Omadacycline was developed at Tufts University School of Medicine by a research team led by Nelson. Working alongside Mohamed Ismail at Tufts, Nelson played a role in applying chemistry methods to tetracycline scaffolds. His team synthesized over 3,000 new derivatives, ultimately leading to the discovery of novel third-generation tetracycline compounds, including omadacycline and sarecycline.

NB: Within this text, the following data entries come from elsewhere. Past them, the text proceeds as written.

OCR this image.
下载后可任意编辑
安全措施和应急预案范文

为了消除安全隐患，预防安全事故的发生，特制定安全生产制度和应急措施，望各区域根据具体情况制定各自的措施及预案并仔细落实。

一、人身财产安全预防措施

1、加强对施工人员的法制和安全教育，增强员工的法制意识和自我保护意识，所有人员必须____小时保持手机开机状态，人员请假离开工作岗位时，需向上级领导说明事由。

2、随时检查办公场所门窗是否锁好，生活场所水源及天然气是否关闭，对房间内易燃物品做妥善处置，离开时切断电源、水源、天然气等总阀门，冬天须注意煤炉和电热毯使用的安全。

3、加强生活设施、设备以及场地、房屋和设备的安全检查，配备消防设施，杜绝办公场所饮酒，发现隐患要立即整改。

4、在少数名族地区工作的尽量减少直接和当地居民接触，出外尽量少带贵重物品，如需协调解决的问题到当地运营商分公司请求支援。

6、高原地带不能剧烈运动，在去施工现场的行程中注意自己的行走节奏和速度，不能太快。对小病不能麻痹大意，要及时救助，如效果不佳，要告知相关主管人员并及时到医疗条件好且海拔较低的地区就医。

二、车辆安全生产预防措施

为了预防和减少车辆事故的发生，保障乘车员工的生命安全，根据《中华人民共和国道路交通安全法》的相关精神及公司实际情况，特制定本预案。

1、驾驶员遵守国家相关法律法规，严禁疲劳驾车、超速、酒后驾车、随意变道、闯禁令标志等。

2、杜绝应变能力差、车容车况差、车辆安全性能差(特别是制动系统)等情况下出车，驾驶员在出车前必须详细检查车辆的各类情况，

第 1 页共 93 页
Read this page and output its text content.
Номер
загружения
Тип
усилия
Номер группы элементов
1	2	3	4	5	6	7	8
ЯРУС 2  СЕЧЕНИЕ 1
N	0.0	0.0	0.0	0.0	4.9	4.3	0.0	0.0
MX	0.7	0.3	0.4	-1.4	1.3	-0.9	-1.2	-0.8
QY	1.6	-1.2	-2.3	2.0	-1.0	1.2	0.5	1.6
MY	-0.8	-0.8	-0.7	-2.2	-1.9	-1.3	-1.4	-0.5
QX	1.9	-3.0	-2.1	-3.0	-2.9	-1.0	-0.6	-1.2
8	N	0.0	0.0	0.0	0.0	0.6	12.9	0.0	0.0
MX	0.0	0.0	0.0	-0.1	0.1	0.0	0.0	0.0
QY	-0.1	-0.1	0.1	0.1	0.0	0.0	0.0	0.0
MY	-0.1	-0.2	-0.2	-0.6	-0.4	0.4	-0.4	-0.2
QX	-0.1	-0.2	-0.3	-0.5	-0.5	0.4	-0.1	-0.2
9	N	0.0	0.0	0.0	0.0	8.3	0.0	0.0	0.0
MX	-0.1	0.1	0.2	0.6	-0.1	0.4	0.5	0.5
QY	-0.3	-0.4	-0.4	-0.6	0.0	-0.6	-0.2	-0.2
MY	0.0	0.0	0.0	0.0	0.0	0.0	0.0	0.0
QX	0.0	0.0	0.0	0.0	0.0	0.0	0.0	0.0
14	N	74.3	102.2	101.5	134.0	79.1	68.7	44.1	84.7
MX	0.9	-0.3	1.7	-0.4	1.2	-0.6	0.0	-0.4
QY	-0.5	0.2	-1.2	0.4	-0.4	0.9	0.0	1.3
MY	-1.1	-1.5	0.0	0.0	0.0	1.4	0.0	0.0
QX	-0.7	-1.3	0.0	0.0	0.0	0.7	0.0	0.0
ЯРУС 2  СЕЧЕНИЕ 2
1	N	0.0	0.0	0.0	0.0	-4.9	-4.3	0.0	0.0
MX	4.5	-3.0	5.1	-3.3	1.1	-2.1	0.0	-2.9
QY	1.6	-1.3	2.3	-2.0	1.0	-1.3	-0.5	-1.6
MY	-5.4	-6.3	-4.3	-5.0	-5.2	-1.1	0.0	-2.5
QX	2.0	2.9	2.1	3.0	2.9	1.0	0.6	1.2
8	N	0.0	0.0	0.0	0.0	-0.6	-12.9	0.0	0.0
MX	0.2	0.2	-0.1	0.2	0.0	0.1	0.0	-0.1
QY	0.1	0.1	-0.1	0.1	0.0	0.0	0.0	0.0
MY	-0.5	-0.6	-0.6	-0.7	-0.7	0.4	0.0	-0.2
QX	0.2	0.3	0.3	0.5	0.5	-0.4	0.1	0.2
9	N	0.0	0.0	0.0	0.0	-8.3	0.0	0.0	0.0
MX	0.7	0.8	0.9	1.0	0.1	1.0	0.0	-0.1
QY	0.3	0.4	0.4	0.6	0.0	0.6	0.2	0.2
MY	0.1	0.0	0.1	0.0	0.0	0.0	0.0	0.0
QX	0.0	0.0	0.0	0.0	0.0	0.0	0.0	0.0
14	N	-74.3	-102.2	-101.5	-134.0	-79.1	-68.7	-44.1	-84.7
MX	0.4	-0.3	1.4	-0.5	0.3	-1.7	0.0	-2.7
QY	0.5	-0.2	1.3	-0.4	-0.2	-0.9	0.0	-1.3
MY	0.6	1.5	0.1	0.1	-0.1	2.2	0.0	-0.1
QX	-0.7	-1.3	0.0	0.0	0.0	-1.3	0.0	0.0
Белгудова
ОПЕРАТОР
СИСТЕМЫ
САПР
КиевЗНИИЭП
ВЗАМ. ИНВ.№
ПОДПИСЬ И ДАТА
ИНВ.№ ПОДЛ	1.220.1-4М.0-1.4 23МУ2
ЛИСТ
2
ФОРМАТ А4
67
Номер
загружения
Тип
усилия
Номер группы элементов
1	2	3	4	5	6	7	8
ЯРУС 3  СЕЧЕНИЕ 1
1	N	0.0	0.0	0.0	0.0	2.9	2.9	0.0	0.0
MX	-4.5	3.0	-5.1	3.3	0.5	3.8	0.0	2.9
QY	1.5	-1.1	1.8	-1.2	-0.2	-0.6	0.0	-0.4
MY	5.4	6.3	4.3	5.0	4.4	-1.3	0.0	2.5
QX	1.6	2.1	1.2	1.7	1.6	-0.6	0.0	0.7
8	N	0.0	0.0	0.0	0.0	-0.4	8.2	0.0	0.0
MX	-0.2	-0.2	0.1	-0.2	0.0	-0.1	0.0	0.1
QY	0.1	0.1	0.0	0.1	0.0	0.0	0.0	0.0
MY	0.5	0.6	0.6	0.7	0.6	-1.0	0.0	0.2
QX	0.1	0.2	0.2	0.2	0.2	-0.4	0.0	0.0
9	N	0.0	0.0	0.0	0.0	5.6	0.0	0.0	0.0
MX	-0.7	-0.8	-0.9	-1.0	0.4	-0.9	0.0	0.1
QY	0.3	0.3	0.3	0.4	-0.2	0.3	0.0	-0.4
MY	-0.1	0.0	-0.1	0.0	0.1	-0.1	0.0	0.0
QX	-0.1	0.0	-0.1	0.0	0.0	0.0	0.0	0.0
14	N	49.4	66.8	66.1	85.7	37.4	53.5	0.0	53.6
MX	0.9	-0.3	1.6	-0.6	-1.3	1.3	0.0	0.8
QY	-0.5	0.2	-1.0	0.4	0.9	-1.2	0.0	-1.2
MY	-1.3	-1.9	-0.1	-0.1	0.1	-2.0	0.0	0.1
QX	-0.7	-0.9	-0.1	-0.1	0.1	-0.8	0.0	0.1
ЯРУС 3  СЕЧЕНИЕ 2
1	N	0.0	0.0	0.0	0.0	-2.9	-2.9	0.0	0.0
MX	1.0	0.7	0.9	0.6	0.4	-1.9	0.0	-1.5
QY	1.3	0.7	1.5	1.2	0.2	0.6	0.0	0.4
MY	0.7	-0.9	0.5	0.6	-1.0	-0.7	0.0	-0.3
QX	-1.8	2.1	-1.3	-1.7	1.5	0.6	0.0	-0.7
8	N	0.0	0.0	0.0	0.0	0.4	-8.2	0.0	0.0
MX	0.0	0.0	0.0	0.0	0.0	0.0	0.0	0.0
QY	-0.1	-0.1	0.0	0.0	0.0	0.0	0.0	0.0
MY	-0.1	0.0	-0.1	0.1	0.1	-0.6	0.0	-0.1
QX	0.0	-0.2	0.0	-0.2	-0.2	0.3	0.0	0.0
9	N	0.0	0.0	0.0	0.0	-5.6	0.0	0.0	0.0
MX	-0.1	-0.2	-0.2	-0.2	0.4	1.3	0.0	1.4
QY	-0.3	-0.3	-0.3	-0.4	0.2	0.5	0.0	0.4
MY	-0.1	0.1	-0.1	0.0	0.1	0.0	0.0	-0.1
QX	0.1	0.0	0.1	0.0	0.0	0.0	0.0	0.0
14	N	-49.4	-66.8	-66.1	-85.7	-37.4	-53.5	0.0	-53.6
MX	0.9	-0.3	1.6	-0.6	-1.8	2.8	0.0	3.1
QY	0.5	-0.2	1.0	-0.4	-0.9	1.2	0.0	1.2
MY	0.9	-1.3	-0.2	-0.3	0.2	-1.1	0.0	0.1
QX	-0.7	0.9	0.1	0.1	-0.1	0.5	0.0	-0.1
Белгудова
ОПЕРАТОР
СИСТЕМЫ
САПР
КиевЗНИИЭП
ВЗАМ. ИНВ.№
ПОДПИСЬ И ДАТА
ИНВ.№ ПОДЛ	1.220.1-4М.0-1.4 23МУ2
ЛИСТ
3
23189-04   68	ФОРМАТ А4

Nuzyra is useful against resistant bacteria and used for severe cases of skin infections, ABSSSIs, Community Acquired Pneumonia (CABP) and nontuberculosis mycobacteria. Nuzyra also has demonstrated activity against Anthrax, and was purchased by the US government under a BARDA contract for Project Bio-shield to treat anthrax exposure (Bacillus anthracis), and is now in the Strategic National Stockpile in the US in case of a bioterrorism attack. Nuzyra was also approved for use against the Plague, caused by Yersinia pestis infections.

== Awards ==
Nelson received a Fulbright Lectureship Fellow Award, Cairo, Egypt, for his research into antibiotic resistance mechanisms working with the National Research Center, the Distinguished Alumni Award in Science at Gannon University (2003) and more recently he received the 2019 American Chemistry Society Heroes of Chemistry award for his synthetic and biological work leading to the marketed drugs Nuzyra and Seysara, which were approved by the FDA in October 2018 for use as antibiotics in health and medicine.